Keterangan, dalam kitab:

  1. Fath al-Qarib dan Hasyiyahal-Bajuri[1]

(وَلاَ يَجُوْزُ) فِيْ غَيْرِ ضَرُوْرَةٍ لِرَجُلٍ وَامْرَأَةٍ (اِسْتِعْمَالُ) شَيْءٍ مِنْ (أَوَانِي الذَّهَبِ وَالْفِضَّةِ) وَعِنْدَ الْحَنَفِيَّةِ قَوْلٌ بِجَوَازِ ظُرُوْفِ الْقَهْوَةِ. وَإِنْ كَانَ الْمُعْتَمَدُ عِنْدَهُمْ الْحُرْمَةَ. فَيَنْبَغِي لِمَنْ ابْتُلِيَ بِشَيْءٍ مِنْ ذَلِكَ كَمَا يَقَعُ كَثِيْرًا تَقْلِيْدُ مَا تَقَدَّمَ لِيَتَخَلَّصَ مِنَ الْحُرْمَةِ. (قَوْلُهُ فِيْ غَيْرِ ضَرُوْرَةٍ)     فَإِنْ دَعَتْ إِلَى اِسْتِعْمَالِ ذَلِكَ كَمِرْوَدٍ بِكَسْرِ الْمِيْمِ مِنْ ذَهَبٍ أَوْ فِضَّةٍ يُكْتَحَلُ بِهِ لِجَلاَءِ عَيْنِهِ  كَأَنْ أَخْبَرَهُ طَبِيْبٌ عَدْلُ رِوَايَةٍ بِأَنَّ عَيْنَهُ لاَ تَنْجَلِي جَازَ اِسْتِعْمَالُهُ.

Dan tidak diperbolehkan di luar keadaan darurat bagi laki-laki dan perempuan memakai bejana dari emas dan perak.
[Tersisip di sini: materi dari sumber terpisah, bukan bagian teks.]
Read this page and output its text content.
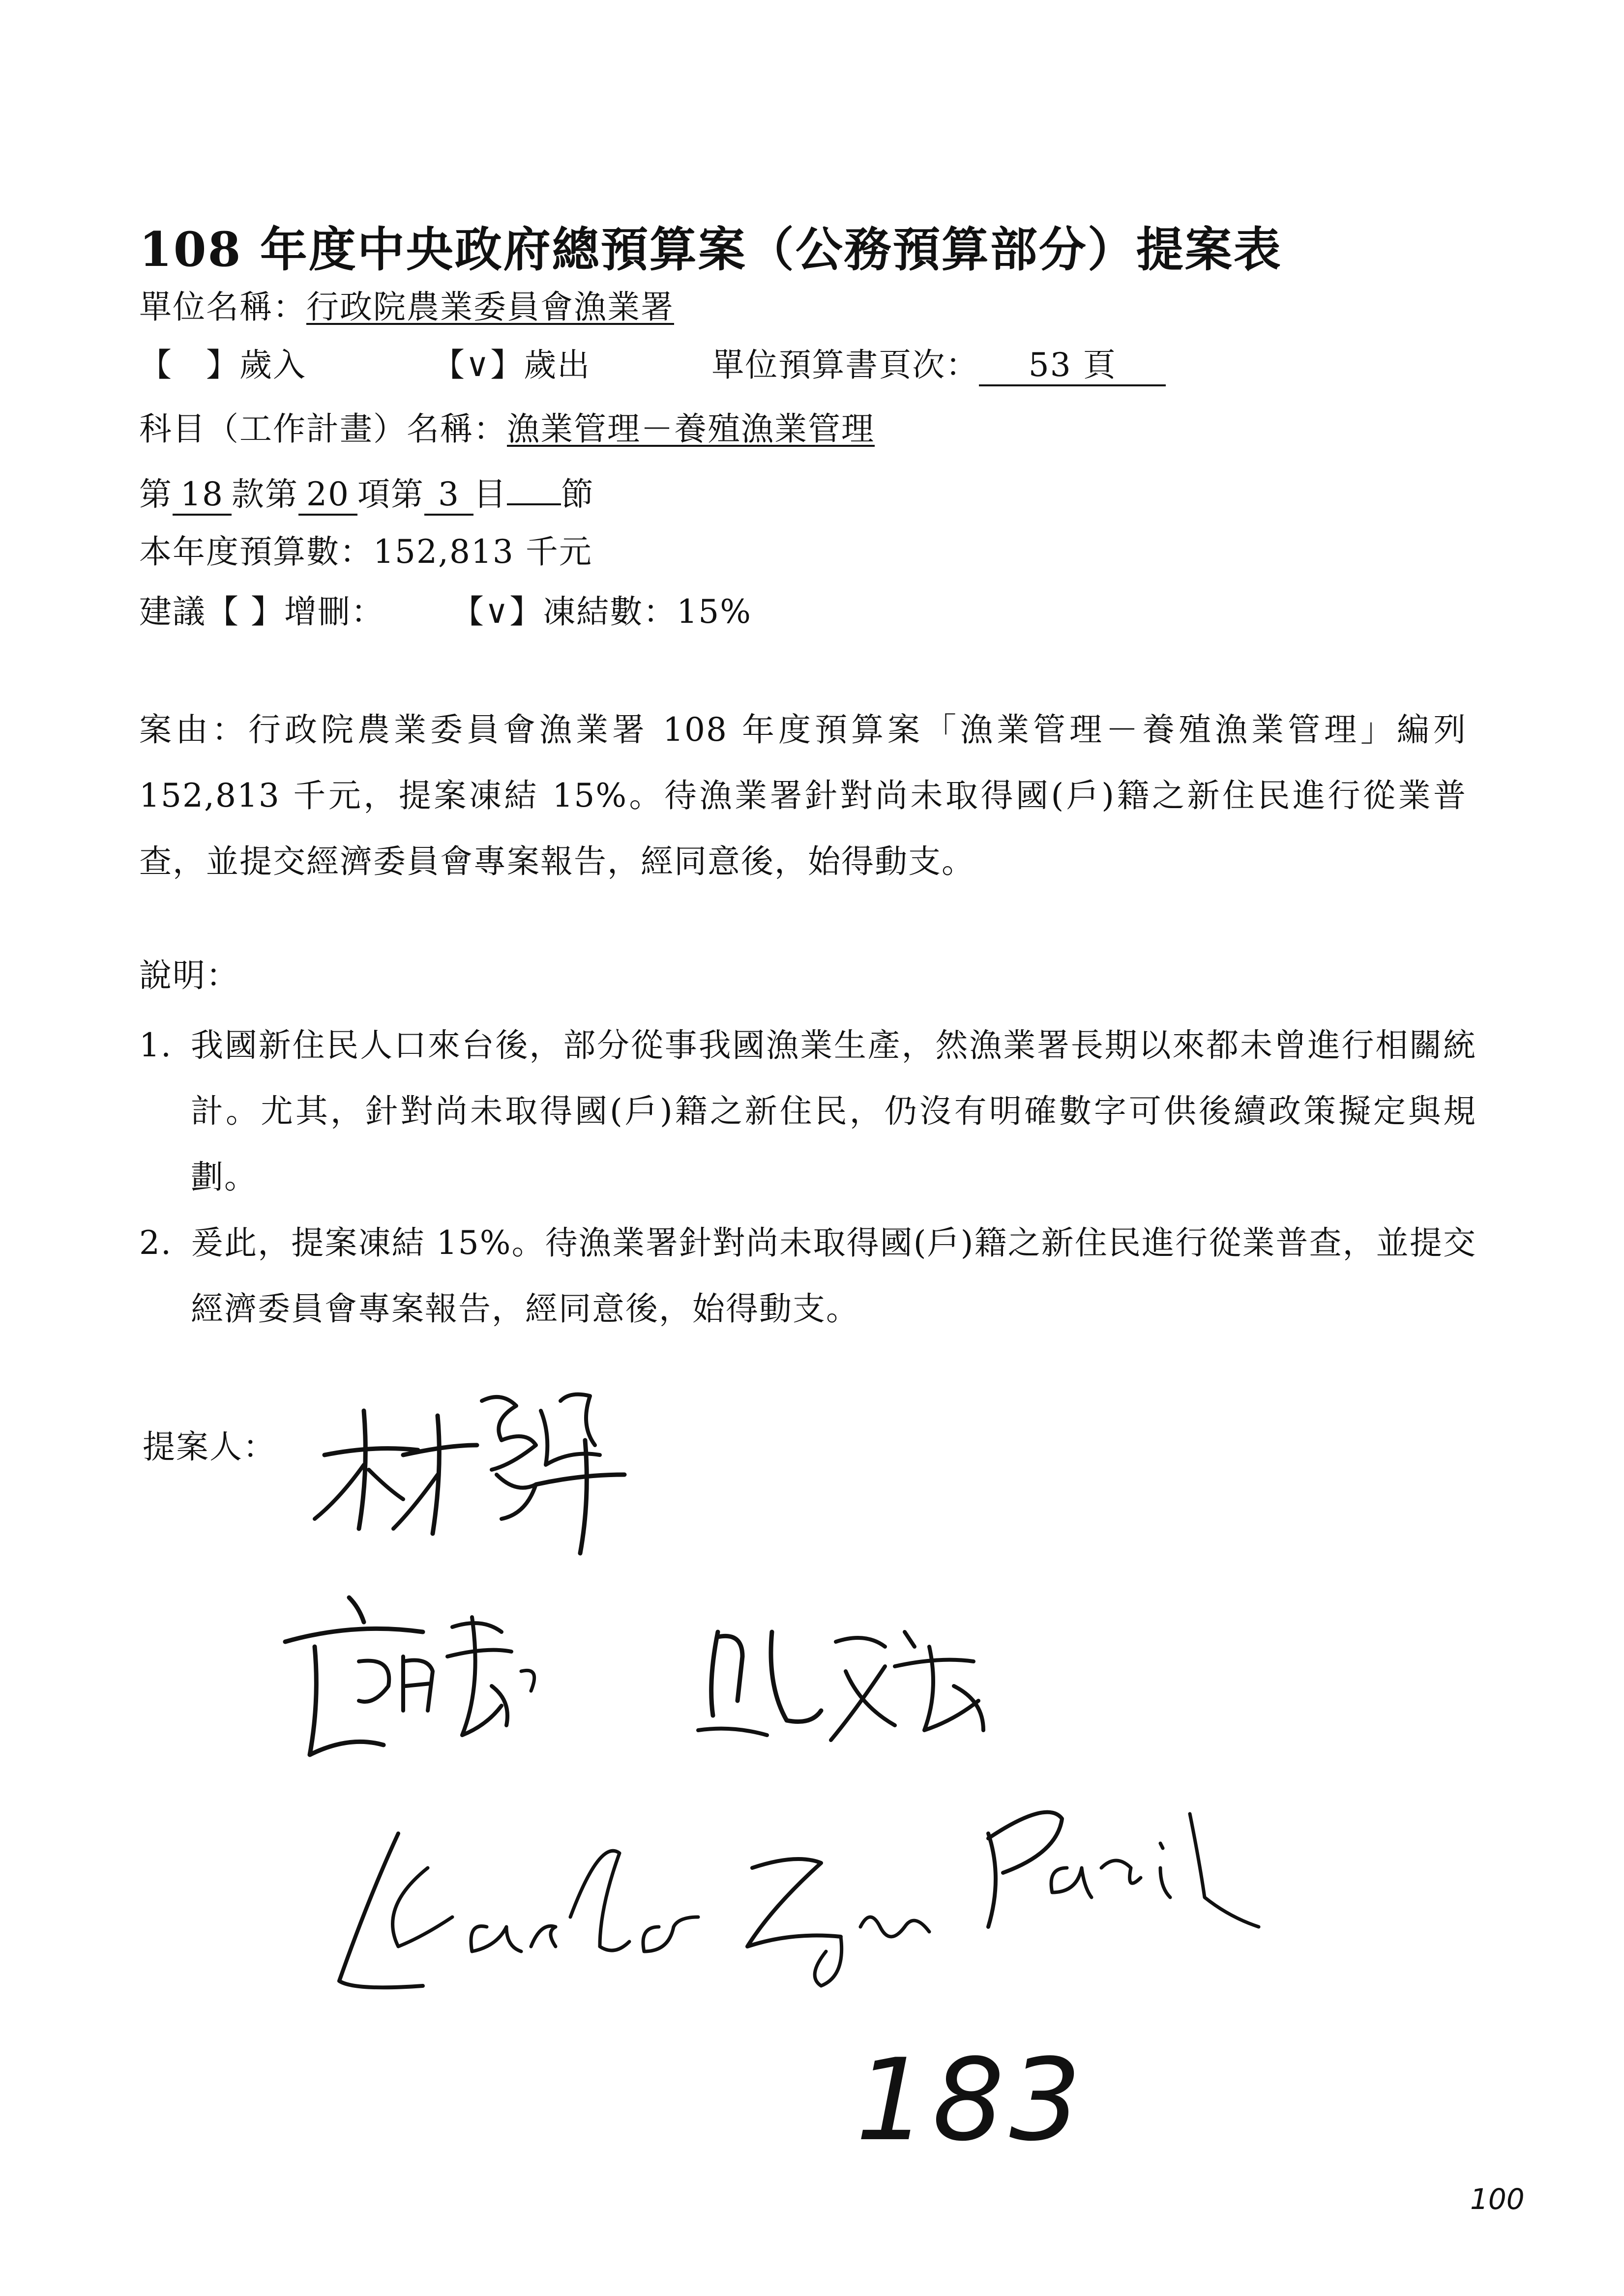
108 年度中央政府總預算案（公務預算部分）提案表
單位名稱：行政院農業委員會漁業署
【　】歲入	【∨】歲出	單位預算書頁次： 53 頁
科目（工作計畫）名稱：漁業管理－養殖漁業管理
第 18 款第 20 項第 3 目 節
本年度預算數：152,813 千元
建議【 】增刪： 【∨】凍結數：15%
案由：行政院農業委員會漁業署 108 年度預算案「漁業管理－養殖漁業管理」編列 152,813 千元，提案凍結 15%。待漁業署針對尚未取得國(戶)籍之新住民進行從業普查，並提交經濟委員會專案報告，經同意後，始得動支。
說明：
1. 我國新住民人口來台後，部分從事我國漁業生產，然漁業署長期以來都未曾進行相關統計。尤其，針對尚未取得國(戶)籍之新住民，仍沒有明確數字可供後續政策擬定與規劃。
2. 爰此，提案凍結 15%。待漁業署針對尚未取得國(戶)籍之新住民進行從業普查，並提交經濟委員會專案報告，經同意後，始得動支。
提案人：
183
100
Di kalangan mazhab Hanafi terdapat pendapat yang memperbolehkan penggunaan tempat kopi (yang terbuat dari emas dan perak), walaupun pendapat yang lebih banyak dijadikan pedoman (mutamad) di kalangan mereka adalah haram.

Maka bagi mereka yang diuji harus mempergunakan bejana dari emas dan perak tersebut sebagaimana yang banyak terjadi, maka sebaiknya ia harus mengikuti (pendapat mazhab Hanafi) agar terhindar dari haram. (Maksud tanpa dharurat), jika menggunakan bejana emas dan perak seperti mirwad itu suatu keharusan (dharurat) sebagai alat bercelak, agar mata menjadi terang menurut keterangan dokter yang ‘adl riwayah (adil dalam periwayatan), maka boleh menggunakannya.

[1]   Ibn Qasim al-Ghazzi, Fath al-Qarib dan Ibrahim al-Bajuri, Hasyiyah al-Bajuri, (Singapura: Sulaiman Mar’i, t. th.), Jilid I, h. 40.

 

Sumber: Ahkamul Fuqaha no. 34

KEPUTUSAN MUKTAMAR NAHDLATUL ULAMA KE-2

Di Surabaya Pada Tanggal 12 Rabiuts Tsani 1346 H./9 Oktober 1927 M.